Currently, a withholding obligation only arises on payment of certain types of intellectual property, such as trademarks and trade names, if they are ‘annual payments’.  The meaning of the term ‘annual payments’ has been determined by case law as being payments which represent ‘pure income profits’ for the recipient (there are further essential features of annual payments; payable under a legal obligation that extends for more than a year, but these are not of direct concern as regards this note).  The effect of this is that where the recipient incurs business expenses in generating the income from intellectual property, the profits will not be pure income profits so the payments of the royalties would not be annual payments, hence not subject to withholding tax.   Changes to be included in Finance Bill 2016 will ensure that a withholding obligation arises on different types of royalties regardless of whether or not they are ‘annual payments’. More details are expected to be released at the Report Stage of the Finance Bill 2016 and the withholding obligation that will apply to a greater range of royalty payments will come into effect from Royal Assent, most likely this autumn.

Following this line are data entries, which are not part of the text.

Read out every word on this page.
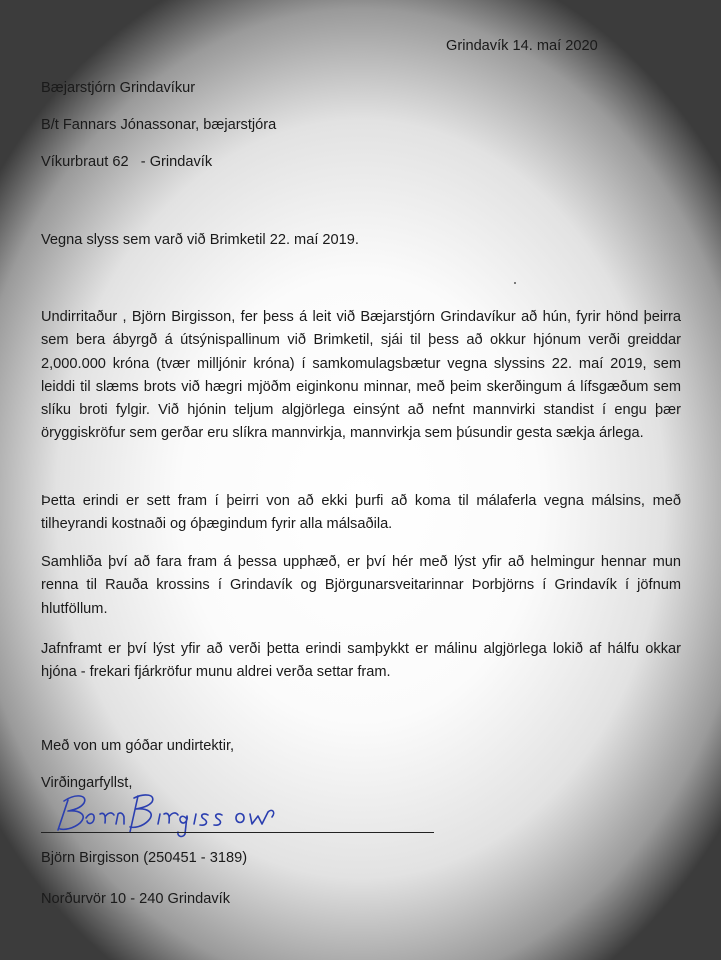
Grindavík 14. maí 2020

Bæjarstjórn Grindavíkur

B/t Fannars Jónassonar, bæjarstjóra

Víkurbraut 62   - Grindavík

Vegna slyss sem varð við Brimketil 22. maí 2019.

Undirritaður , Björn Birgisson, fer þess á leit við Bæjarstjórn Grindavíkur að hún, fyrir hönd þeirra sem bera ábyrgð á útsýnispallinum við Brimketil, sjái til þess að okkur hjónum verði greiddar 2,000.000 króna (tvær milljónir króna) í samkomulagsbætur vegna slyssins 22. maí 2019, sem leiddi til slæms brots við hægri mjöðm eiginkonu minnar, með þeim skerðingum á lífsgæðum sem slíku broti fylgir. Við hjónin teljum algjörlega einsýnt að nefnt mannvirki standist í engu þær öryggiskröfur sem gerðar eru slíkra mannvirkja, mannvirkja sem þúsundir gesta sækja árlega.

Þetta erindi er sett fram í þeirri von að ekki þurfi að koma til málaferla vegna málsins, með tilheyrandi kostnaði og óþægindum fyrir alla málsaðila.

Samhliða því að fara fram á þessa upphæð, er því hér með lýst yfir að helmingur hennar mun renna til Rauða krossins í Grindavík og Björgunarsveitarinnar Þorbjörns í Grindavík í jöfnum hlutföllum.

Jafnframt er því lýst yfir að verði þetta erindi samþykkt er málinu algjörlega lokið af hálfu okkar hjóna - frekari fjárkröfur munu aldrei verða settar fram.

Með von um góðar undirtektir,

Virðingarfyllst,

Björn Birgisson (250451 - 3189)

Norðurvör 10 - 240 Grindavík
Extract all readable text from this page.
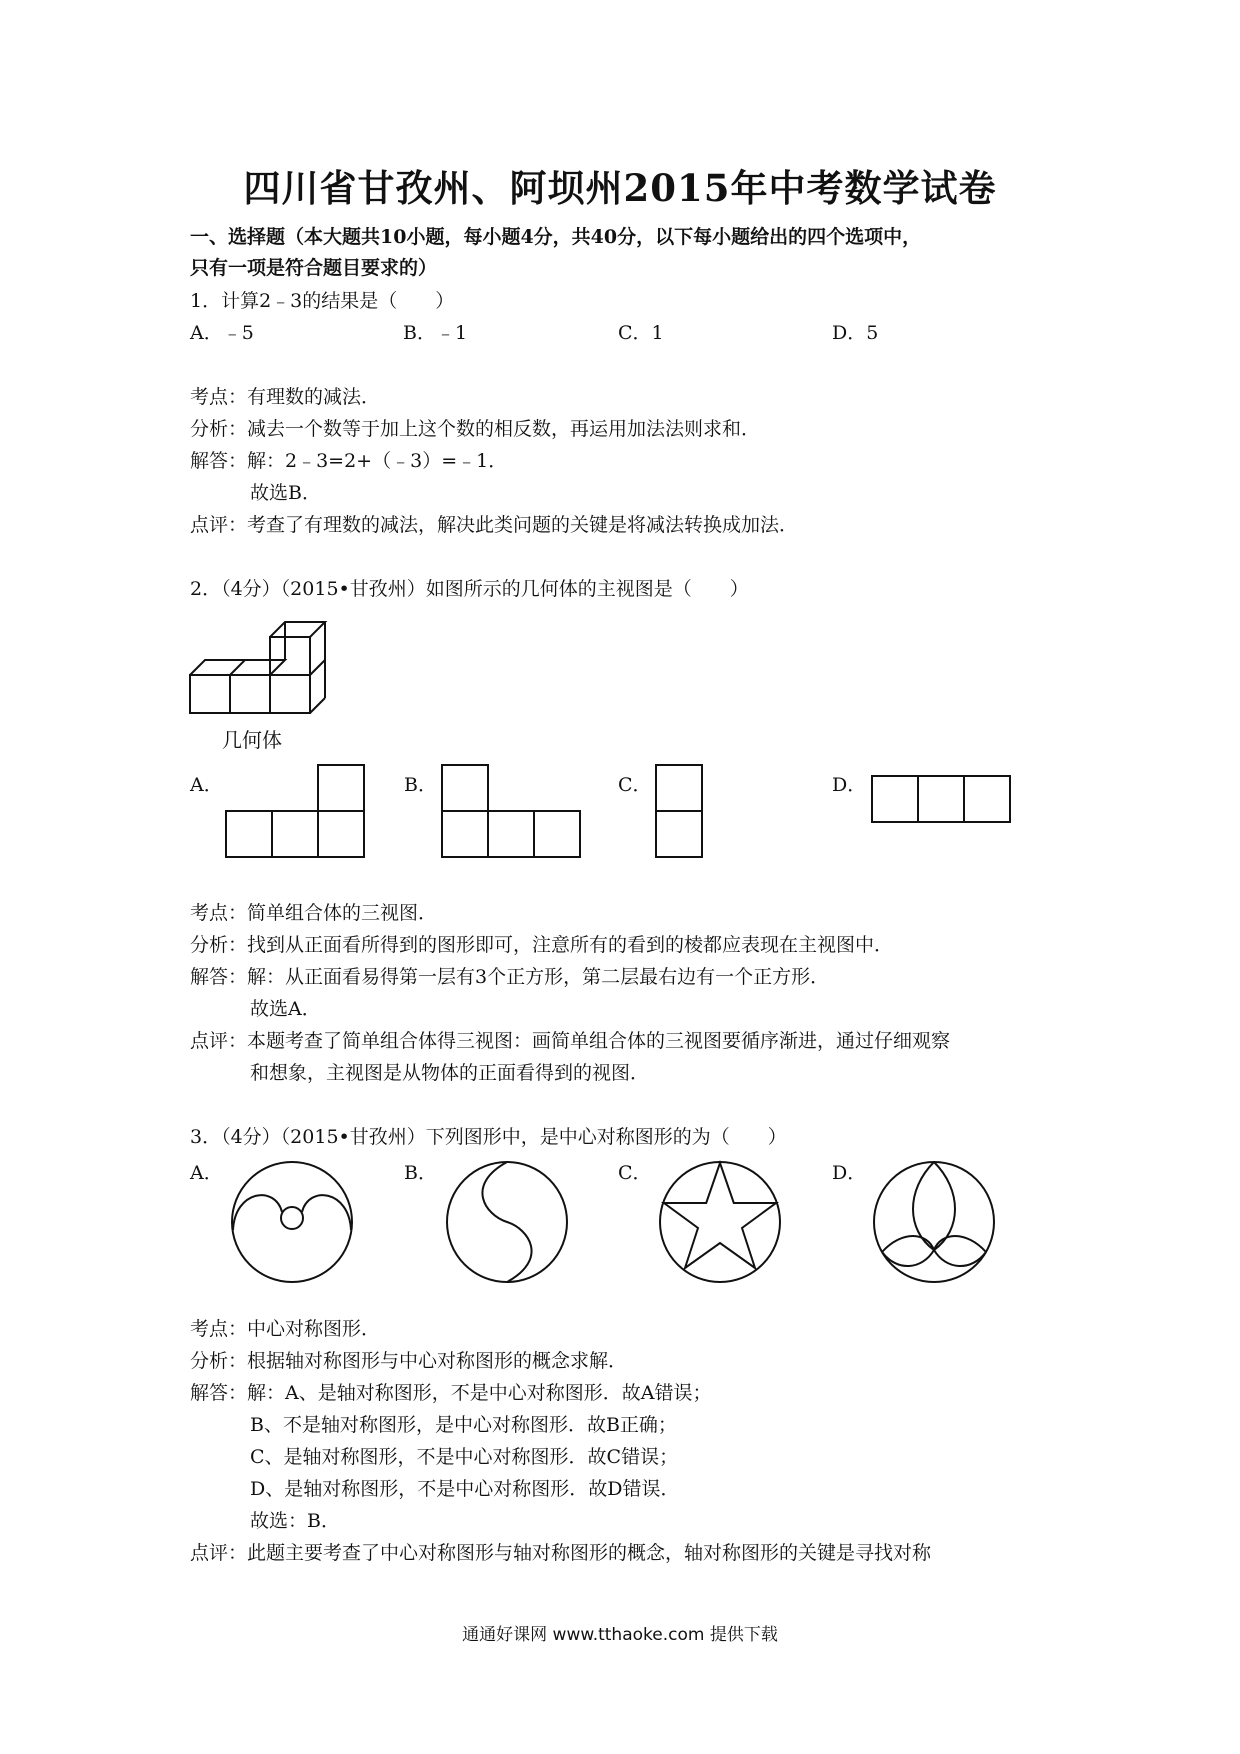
四川省甘孜州、阿坝州2015年中考数学试卷
一、选择题（本大题共10小题，每小题4分，共40分，以下每小题给出的四个选项中，
只有一项是符合题目要求的）
1．计算2﹣3的结果是（　　）
A．﹣5	B．﹣1	C．1	D．5
考点：有理数的减法．
分析：减去一个数等于加上这个数的相反数，再运用加法法则求和．
解答：解：2﹣3=2+（﹣3）=﹣1．
故选B．
点评：考查了有理数的减法，解决此类问题的关键是将减法转换成加法．
2．（4分）（2015•甘孜州）如图所示的几何体的主视图是（　　）
几何体
A．	B．	C．	D．
考点：简单组合体的三视图．
分析：找到从正面看所得到的图形即可，注意所有的看到的棱都应表现在主视图中．
解答：解：从正面看易得第一层有3个正方形，第二层最右边有一个正方形．
故选A．
点评：本题考查了简单组合体得三视图：画简单组合体的三视图要循序渐进，通过仔细观察
和想象，主视图是从物体的正面看得到的视图．
3．（4分）（2015•甘孜州）下列图形中，是中心对称图形的为（　　）
A．	B．	C．	D．
考点：中心对称图形．
分析：根据轴对称图形与中心对称图形的概念求解．
解答：解：A、是轴对称图形，不是中心对称图形．故A错误；
B、不是轴对称图形，是中心对称图形．故B正确；
C、是轴对称图形，不是中心对称图形．故C错误；
D、是轴对称图形，不是中心对称图形．故D错误．
故选：B．
点评：此题主要考查了中心对称图形与轴对称图形的概念，轴对称图形的关键是寻找对称
通通好课网 www.tthaoke.com 提供下载
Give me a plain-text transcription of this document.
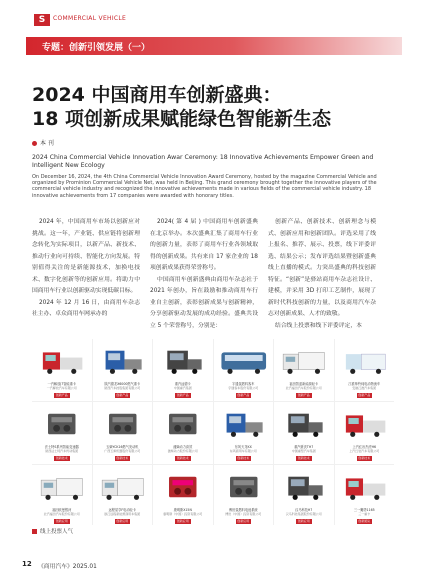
S	COMMERCIAL VEHICLE
专题：创新引领发展（一）
2024 中国商用车创新盛典：
18 项创新成果赋能绿色智能新生态
本 刊
2024 China Commercial Vehicle Innovation Awar Ceremony: 18 Innovative Achievements Empower Green and Intelligent New Ecology
On December 16, 2024, the 4th China Commercial Vehicle Innovation Award Ceremony, hosted by the magazine Commercial Vehicle and organized by Prominion Commercial Vehicle Net, was held in Beijing. This grand ceremony brought together the innovative players of the commercial vehicle industry and recognized the innovative achievements made in various fields of the commercial vehicle industry. 18 innovative achievements from 17 companies were awarded with honorary titles.

2024 年，中国商用车市场以创新应对挑战。这一年，产业链、供应链将创新理念转化为实际项目，以新产品、新技术、推动行业向可持续、智能化方向发展。特别值得关注的是新能源技术，加换电技术、数字化创新等的创新应用。将助力中国商用车行业以创新驱动实现低碳目标。

2024 年 12 月 16 日，由商用车杂志社主办、卓众商用车网承办的

2024( 第 4 届 ) 中国商用车创新盛典在北京举办。本次盛典汇集了商用车行业的创新力量，表彰了商用车行业各领域取得的创新成果。共有来自 17 家企业的 18 项创新成果获得荣誉称号。

中国商用车创新盛典由商用车杂志社于 2021 年创办，旨在鼓励和推动商用车行业自主创新，表彰创新成果与创新精神，分享创新驱动发展的成功经验。盛典共设立 5 个荣誉称号，分别是：

创新产品、创新技术、创新理念与模式、创新应用和创新团队。评选采用了线上报名、推荐、展示、投票，线下评委评选、结果公示；发布评选结果暨创新盛典线上直播的模式。力突出盛典的科技创新特征。“创新”是驿站商用车杂志社设计、建模，并采用 3D 打印工艺制作，展现了新时代科技创新的力量，以及商用汽车杂志对创新成果、人才的致敬。

结合线上投票和线下评委评定，本

一汽解放J7智能重卡
一汽解放汽车有限公司
创新产品
陕汽德龙X6000燃气重卡
陕西汽车控股集团有限公司
创新产品
重汽汕德卡
中国重汽集团
创新产品
宇通氢燃料客车
宇通客车股份有限公司
创新产品
福田智蓝新能源轻卡
北汽福田汽车股份有限公司
创新产品
江淮帅铃纯电动物流车
安徽江淮汽车集团
创新产品
法士特S系列智能变速器
陕西法士特汽车传动集团
创新技术
玉柴YCK16燃气发动机
广西玉柴机器股份有限公司
创新技术
潍柴动力高效
潍柴动力股份有限公司
创新技术
东风天龙KX
东风商用车有限公司
创新技术
重汽豪沃TH7
中国重型汽车集团
创新技术
上汽红岩杰虎H6
上汽红岩汽车有限公司
创新技术
福田欧曼银河
北汽福田汽车股份有限公司
创新应用
远程星享F电动轻卡
浙江远程新能源商用车集团
创新应用
康明斯X15N
康明斯（中国）投资有限公司
创新应用
博世氢燃料电池系统
博世（中国）投资有限公司
创新应用
汉马科技H7
汉马科技集团股份有限公司
创新应用
三一魔塔1165
三一重卡
创新团队
线上投票人气
12 《商用汽车》2025.01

Where a withholding obligation arises, tax must be withheld at 20% when payments are made to non-residents, although the rate may be reduced to nil under either the relevant double tax agreement or the EU Interest and Royalties Directive (subject to anti-avoidance such as the new anti-treaty shopping rule to be introduced at s917A ITA 2007, which would deny treaty benefits on royalty payments to connected parties under arrangements which include a main purpose of taking advantage of a double tax treaty that is not in line with its object and purpose).  Note also that an anti-forestalling rule will counteract measures taken on or after 16 March 2016 e.g. to prevent groups from accelerating royalty and other IP payments which will now attract withholding tax to before Royal Assent.

An important implication of the widening of withholding obligations is the effect of ‘grossing up’ clauses in intellectual property licensing agreements.  If a withholding tax obligation now arises, such a grossing up clause will require the UK payer to compensate the recipient for the withholding tax suffered.  Therefore, UK businesses paying royalties overseas should assess whether treaty claims are needed to reduce or eliminate the withholding tax.  The widened scope of royalties should also be borne in mind in future licensing agreements, so that if, in economic terms, the risk of the cost of withholding tax rests with the UK payer, that both parties are obliged to ensure that appropriate treaty benefits are applied for.